The Donna Elvira at these performances was Elisabeth Schwarzkopf (born in 1915), who was singled out in reviews for the warmest and most consistent praise of all. This was the year in which her name became an international property. She was 31 and already a singer of considerable experience. Her operatic debut dated back to 1938 with the Deutsche Oper Berlin, where for long she was confined to small or soubrette parts which, she was advised, would continue to be her lot unless she signed up to the party membership requirements that were statutory under the Nazis. The decision was a hard one, but her father, though antipathetic to the regime, advised her to accept. Her career advanced, but was disrupted by a severe bout of tuberculosis. After her recovery, she was engaged by Karl Böhm for the Vienna Opera, making her debut there in 1944. Two years later, EMI’s talent scout and leading producer, Walter Legge, heard her as Rosina in The Barber of Seville: ‘a brilliant, fresh voice shot through with laughter, not large but admirably projected, with enchanting high notes’. She began recording with him almost immediately, at the start of a period incomparable in the history of the gramophone for the breadth of repertoire and the quality of performance.

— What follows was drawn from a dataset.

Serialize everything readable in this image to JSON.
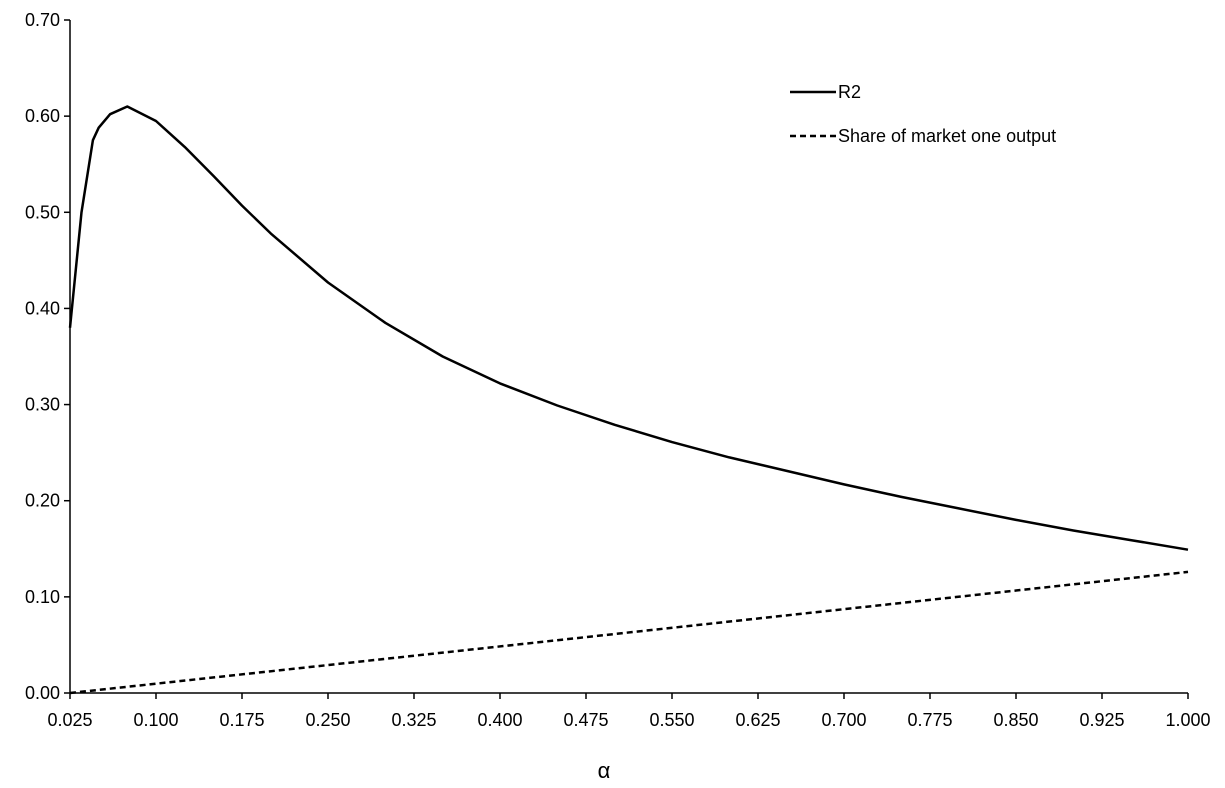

Throughout the 1950s and 60s (which was also the age of Callas and Tebaldi, Gedda and Corelli, Gobbi and Fischer-Dieskau) Schwarzkopf was at the centre of all this. It is sometimes alleged that she had an unfair advantage, being by then married to Legge and, by extension, to a major recording company. Such an argument might be tenable if her achievements as a leading opera and concert singer had not matched up. But they did. In Bayreuth, Salzburg, Milan, Paris, London and the USA she won the recognition of audiences and critics. And, as the years went by, she gained in serious attention from the critics and in devotion from the public. She looked after her voice, and it lasted. Her final appearance on stage was in 1971, when she sang the first act of Der Rosenkavalier in Brussels. And she continued in recital until 1979, the year of Legge’s death and of her own 64th birthday.
Her operatic repertoire was wider than is commonly remembered: in early years, for instance, she regularly sang the coloratura role of Zerbinetta in Ariadne auf Naxos, and later at La Scala was heard as Elsa, Marguerite and Mélisande. But two composers were central, Mozart and Richard Strauss. The most enduring of her roles in Mozart were Fiordiligi in Così fan tutte and Donna Elvira in Don Giovanni. In Strauss she was most closely associated with the Marschallin in Der Rosenkavalier, though in her own affections the Countess in Capriccio probably came to be the most fondly remembered. Happily there is much more on record, including some prized live recordings such as her radiant Eva in Die Meistersinger at Bayreuth in 1951. Still richer is the series of song recitals, in which Mozart, Schubert and Strauss shared pre-eminence with Hugo Wolf.
Schwarzkopf’s recitals became treasured events throughout the world. Often the programmes confined themselves to the great Lieder composers, and it was a particular triumph that she could fill the Royal Festival Hall in London to capacity for a recital devoted entirely to the songs of Wolf.